Sehr geehrter Herr Bundesrat Cassis,

am 1. November treten Sie Ihr Amt an. Und es wird zwei Themen geben, bei denen Sie als Außenminister nicht groß auf die Erfahrungen ihrer Vorgänger zurückgreifen können. Es sind die wichtigsten Themen unserer Zeit: der Klimawandel und die Digitalisierung. Sie haben das Potenzial, unsere Welt für immer zu verändern. Der Klimawandel bedroht die natürlichen Grundlagen unseres Lebens. Schon jetzt ist er weltweit der wichtigste Migrationsgrund, und auch wir in der Schweiz nehmen ihn hautnah wahr: Unsere Berge bröckeln, unsere Gletscher schmelzen. Nur ein globales, kooperatives Vorgehen kann uns vor weiteren Katastrophen bewahren.

Die Auswirkungen der Digitalisierung hingegen sind nicht nur negativ. Nie in der Geschichte der Menschheit lag so viel Information offen, gab es so viele Möglichkeiten zur Zusammenarbeit. Aber die Missbrauchsgefahr ist hoch. Wenn Hacker Zugriff auf unsere Daten und auf unsere Infrastruktur erhalten, können sie uns manipulieren. Und das ist gefährlich. Die Einmischung Russlands in den amerikanischen Wahlkampf ist knapp elf Monate nach der Wahl noch immer nicht geklärt. Diese Ungewissheit lähmt die Demokratie und verschärft die Vertrauenskrise in das politische System – nicht nur in Amerika.

Herr Bundesrat Cassis, der Klimawandel und die Digitalisierung verlangen nach einer neuen Außenpolitik – auch in der Schweiz. Es gibt bei diesen Themen kein "Außen" und kein "Innen" mehr, sie sind immer im wahrsten Sinn des Wortes global. Für Sie als zuständigen Außenminister heißt das: Denken Sie Ihr Amt radikal neu.

Vergessen Sie das diplomatische Protokoll, vergessen Sie die Hierarchien, vergessen Sie die Fünfsternehotels. Sie müssen Programmiersprachen verstehen, Sie müssen internationale Hackathons zum Klimawandel veranstalten. Sie müssen Chief Innovation Officer werden! Dazu müssen Sie nicht nur den "Reset"-Knopf in der Europapolitik drücken, sondern das gesamte Außendepartement (EDA) neu organisieren.

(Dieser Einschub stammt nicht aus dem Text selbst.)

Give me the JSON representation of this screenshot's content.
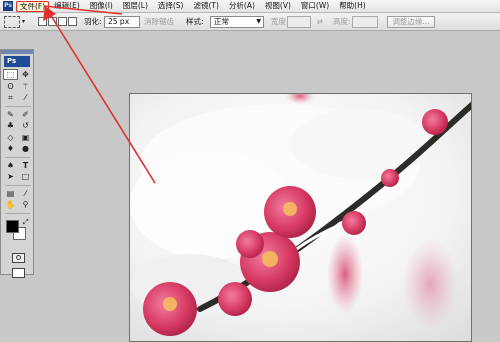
{
  "app": {
    "mini_logo": "Ps",
    "toolbox_logo": "Ps"
  },
  "menu": {
    "items": [
      {
        "label": "文件(F)",
        "highlighted": true
      },
      {
        "label": "编辑(E)"
      },
      {
        "label": "图像(I)"
      },
      {
        "label": "图层(L)"
      },
      {
        "label": "选择(S)"
      },
      {
        "label": "滤镜(T)"
      },
      {
        "label": "分析(A)"
      },
      {
        "label": "视图(V)"
      },
      {
        "label": "窗口(W)"
      },
      {
        "label": "帮助(H)"
      }
    ]
  },
  "options": {
    "feather_label": "羽化:",
    "feather_value": "25 px",
    "antialias_label": "消除锯齿",
    "style_label": "样式:",
    "style_value": "正常",
    "width_label": "宽度:",
    "height_label": "高度:",
    "refine_edge_label": "调整边缘..."
  },
  "colors": {
    "annotation_arrow": "#e03030",
    "foreground": "#000000",
    "background": "#ffffff"
  },
  "tools": [
    [
      "rect-marquee-icon",
      "move-icon"
    ],
    [
      "lasso-icon",
      "magic-wand-icon"
    ],
    [
      "crop-icon",
      "eyedropper-icon"
    ],
    [
      "healing-brush-icon",
      "brush-icon"
    ],
    [
      "clone-stamp-icon",
      "history-brush-icon"
    ],
    [
      "eraser-icon",
      "gradient-icon"
    ],
    [
      "blur-icon",
      "dodge-icon"
    ],
    [
      "pen-icon",
      "type-icon"
    ],
    [
      "path-select-icon",
      "shape-icon"
    ],
    [
      "notes-icon",
      "eyedropper-icon"
    ],
    [
      "hand-icon",
      "zoom-icon"
    ]
  ]
}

Hier unsere fünf Vorschläge, wie das funktionieren könnte:

1. Setzen Sie auf eine agile Verwaltung: Agil, das Modewort aus der IT-Industrie, verweist auf ein wertvolles Prinzip. Probieren Sie Neues aus. Testen Sie neue Konzepte. Messen Sie, und sammeln Sie strukturiert Feedback und Daten. Werten Sie diese aus, und dann passen Sie Ihre Arbeit an. Aus der Gesundheitspolitik und der Medizin sollte Ihnen das Prinzip vertraut sein: test, learn, adapt . Noch nie gab es so viele Möglichkeiten, politische Ideen anhand von Daten auszuprobieren. Kreieren Sie dazu eine "Squadra Speciale per l’Innovazione" in Ihrem Departement. Nehmen Sie sich dazu das Behavioural Insights Team aus dem Vereinigten Königreich, das MindLab aus Dänemark oder das GovLab aus den USA zum Vorbild. Sie werden erfreut sein!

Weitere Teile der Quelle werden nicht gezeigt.